Patient safety and performance improvement are at the top of most healthcare facilities’ agenda. Sterile processing technicians can bring a unique perspective to performance improvement teams and, in most states, must have representation on the infection prevention and control committee. This committee should be a forum to monitor load recalls, flash sterilization, the release of implantable items prior the known results of biological monitoring and any other practice that has the potential for adverse patient outcomes. This committee is also the place to report successes in the SPD. Are you proud of your error rate? Have you had an extended period with no recalls? These have a positive impact on patient safety and should be touted. Sterile processing professionals should also become involved in their professional organizations. The networking and continuing education provided can be invaluable to the ongoing success of sterile processing professionals and their overall department by keeping staff abreast of the latest industry trends, practices and standards.

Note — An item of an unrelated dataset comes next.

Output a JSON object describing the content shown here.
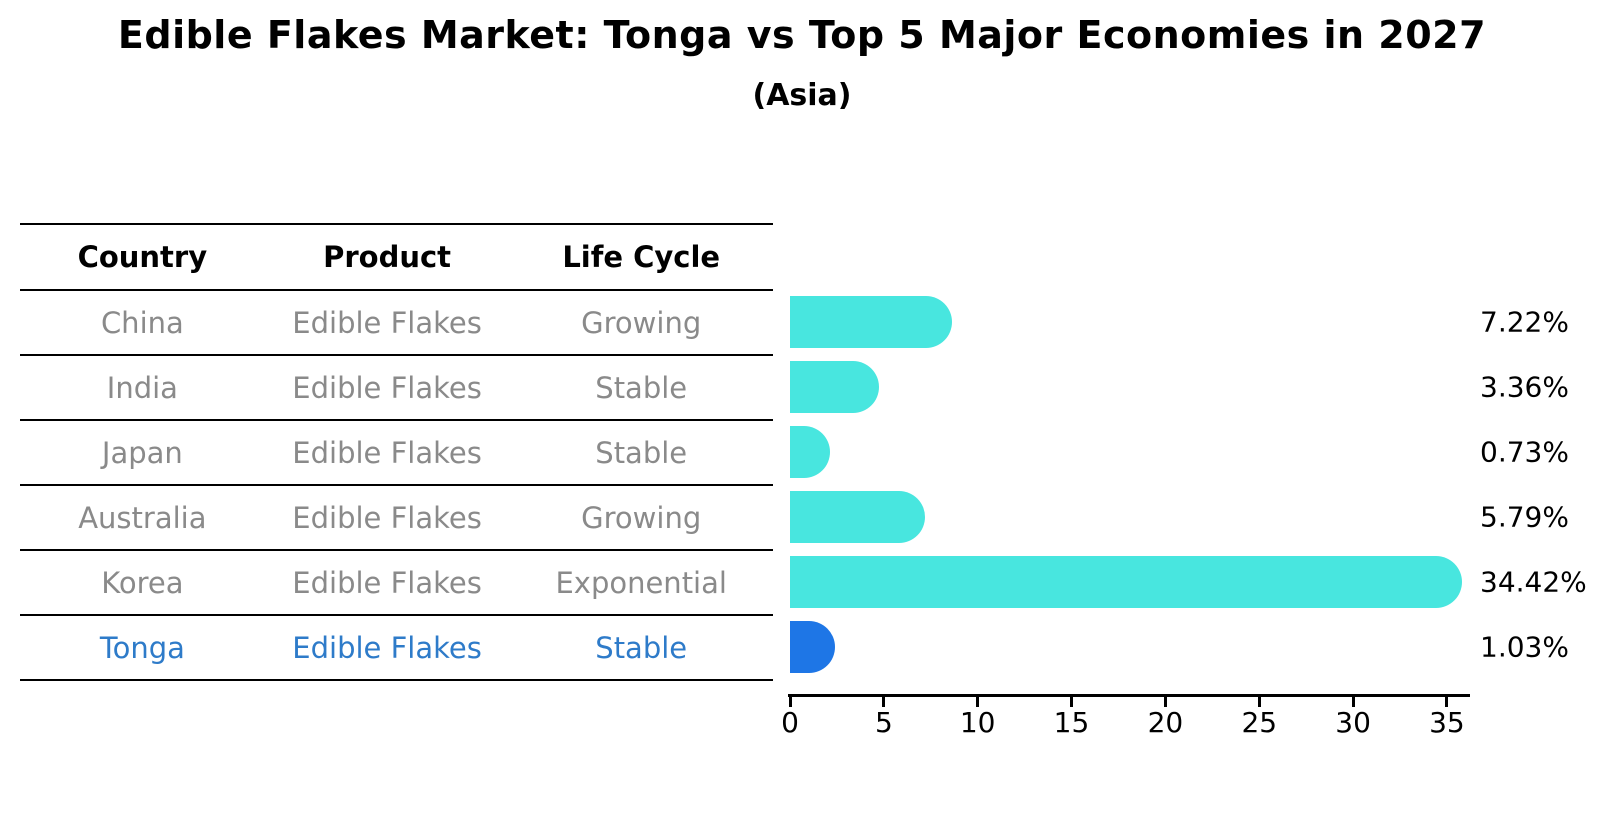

While technicians likely have heard or read these suggestions before, many have yet to fully embrace them and take the necessary steps to ensure the best outcomes for the customers and patients they serve. Becoming educated, certified and involved is a way to stay on par with the other healthcare professionals in our hospitals, while driving positive outcomes and elevating the profession to the status it deserves.
Lisa S. Huber, BA, CRCST, FCS, ACE, is sterile processing director for Anderson Hospital in Maryville, Ill. and is president of the International Association of Healthcare Central Service Materiel Management (IAHCSMM).